To celebrate World Book Day, we thought we would share a few award-winning immigration themed books from recent years that you might like to add to your reading list (alongside the Immigration Bill introduced to parliament today, of course!).
Here’s the ‘blurb’ on three books, covering issues of cultural loss, escape from war, as well as everyday life in a minority. Love, abandonment, belonging, cake baking… there’s humour and there’s heartbreak.
Exit West by Mohsin Hamid
In an unnamed city swollen by refugees but still mostly at peace, or at least not yet openly at war, two young people notice one another. They share a cup of coffee, a smile, an evening meal. They try not to hear the sound of bombs getting closer every night, the radio announcing new laws, the public executions.
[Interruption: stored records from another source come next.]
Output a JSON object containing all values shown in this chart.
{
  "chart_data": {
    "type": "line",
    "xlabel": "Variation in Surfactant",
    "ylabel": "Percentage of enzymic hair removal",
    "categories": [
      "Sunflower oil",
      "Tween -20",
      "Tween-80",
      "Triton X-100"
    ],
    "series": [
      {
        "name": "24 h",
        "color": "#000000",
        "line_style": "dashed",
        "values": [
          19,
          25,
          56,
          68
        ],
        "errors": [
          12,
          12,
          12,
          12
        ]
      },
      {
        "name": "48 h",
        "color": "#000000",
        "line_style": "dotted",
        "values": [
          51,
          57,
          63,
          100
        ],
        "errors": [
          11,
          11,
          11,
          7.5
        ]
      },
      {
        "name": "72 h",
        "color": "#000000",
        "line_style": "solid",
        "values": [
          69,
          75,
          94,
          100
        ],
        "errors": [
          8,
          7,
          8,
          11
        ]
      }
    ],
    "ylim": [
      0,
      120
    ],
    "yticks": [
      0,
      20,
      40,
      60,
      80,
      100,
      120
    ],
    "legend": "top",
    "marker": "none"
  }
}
Eventually the problem is too big to ignore: it’s not safe for her to live alone, she must move in with his family, even though the young couple are not married and that too is a problem. Meanwhile, rumours are spreading of strange black doors in secret places across the city, doors that lead to London or San Francisco, Greece or Dubai. Someday soon, the time will come for this man and this woman to seek out one such door: joining the multitudes fleeing a collapsing city, hoping against hope, looking for their place in the world.
Exit West is a journey crossing borders and continents and into a possible future; it is a love story from the eye of the storm. It is a song of hope and compassion. It reaches toward something essential in humankind – something still alive, still breathing, an open hand and a thudding heart under all the rubble and dust.
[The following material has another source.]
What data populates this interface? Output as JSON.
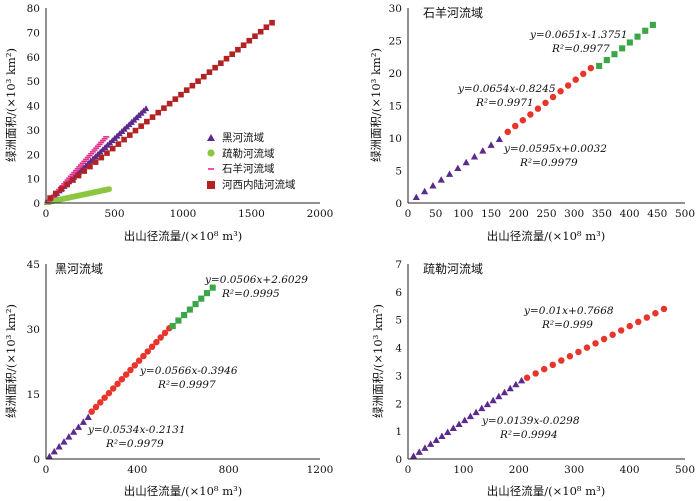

Exit West won the 2017 LA Times Book Prize for Fiction, the Aspen Words Literary Prize and was a Booker Prize Finalist.
The Good Immigrant edited by Nikesh Shuklah
How does it feel to be constantly regarded as a potential threat, strip-searched at every airport? Or be told that, as an actress, the part you’re most fitted to play is ‘wife of a terrorist’? How does it feel to have words from your native language misused, misappropriated and used aggressively towards you? How does it feel to hear a child of colour say in a classroom that stories can only be about white people? How does it feel to go ‘home’ to India when your home is really London? What is it like to feel you always have to be an ambassador for your race? How does it feel to always tick ‘Other’?
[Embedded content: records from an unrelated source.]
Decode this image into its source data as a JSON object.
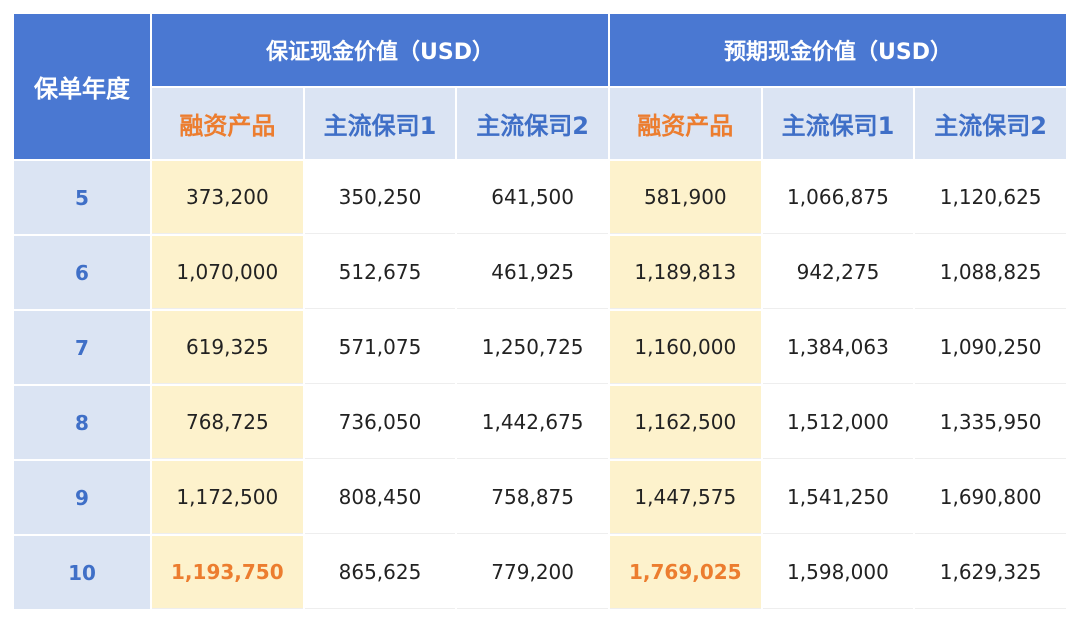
{
  "table": {
    "corner_header": "保单年度",
    "group_headers": [
      "保证现金价值（USD）",
      "预期现金价值（USD）"
    ],
    "sub_headers": [
      "融资产品",
      "主流保司1",
      "主流保司2",
      "融资产品",
      "主流保司1",
      "主流保司2"
    ],
    "rows": [
      {
        "year": "5",
        "cells": [
          "373,200",
          "350,250",
          "641,500",
          "581,900",
          "1,066,875",
          "1,120,625"
        ]
      },
      {
        "year": "6",
        "cells": [
          "1,070,000",
          "512,675",
          "461,925",
          "1,189,813",
          "942,275",
          "1,088,825"
        ]
      },
      {
        "year": "7",
        "cells": [
          "619,325",
          "571,075",
          "1,250,725",
          "1,160,000",
          "1,384,063",
          "1,090,250"
        ]
      },
      {
        "year": "8",
        "cells": [
          "768,725",
          "736,050",
          "1,442,675",
          "1,162,500",
          "1,512,000",
          "1,335,950"
        ]
      },
      {
        "year": "9",
        "cells": [
          "1,172,500",
          "808,450",
          "758,875",
          "1,447,575",
          "1,541,250",
          "1,690,800"
        ]
      },
      {
        "year": "10",
        "cells": [
          "1,193,750",
          "865,625",
          "779,200",
          "1,769,025",
          "1,598,000",
          "1,629,325"
        ]
      }
    ],
    "colors": {
      "header_blue": "#4a78d2",
      "sub_header_bg": "#dbe4f3",
      "accent_orange": "#ec7d2f",
      "highlight_col_bg": "#fdf2cc"
    }
  }
}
The Good Immigrant brings together 21 black, Asian and minority ethnic voices to explore why immigrants come to the UK, why they stay and what it means to be ‘other’ in a country that doesn’t seem to want you, doesn’t truly accept you – however many generations you’ve been here – but still needs you for its diversity monitoring forms.
Inspired by discussion around why society appears to deem people of colour as bad immigrants – job stealers, benefit scroungers, undeserving refugees – until, by winning Olympic races or baking good cakes, or being conscientious doctors, they cross over and become good immigrants, editor Nikesh Shukla has compiled a collection of essays that are poignant, challenging, angry, humorous, heartbreaking, polemic, weary and – most importantly – real.
The Good Immigrant was voted the British public’s favourite book of 2016 at the Books Are My Bag Readers Awards.
The Leavers by Lisa Hu
One morning, Deming Guo’s mother, an undocumented Chinese immigrant named Polly, goes to her job at the nail salon and never comes home. No one can find any trace of her.
With his mother gone, eleven-year-old Deming is left with no one to care for him. He is eventually adopted by two white college professors who move him from the Bronx to a small town upstate. They rename him Daniel Wilkinson in their efforts to make him over into their version of an “all-American boy.” But far away from all he’s ever known, Daniel struggles to reconcile his new life with his mother’s disappearance and the memories of the family and community he left behind.
Set in New York and China, The Leavers is a vivid and moving examination of borders and belonging. It’s the story of how one boy comes into his own when everything he’s loved has been taken away–and how a mother learns to live with the mistakes of her past.
The Leavers won the 2016 PEN/Bellwether Prize for Socially Engaged Fiction and was a finalist for the (US) 2017 National Book Award for Fiction.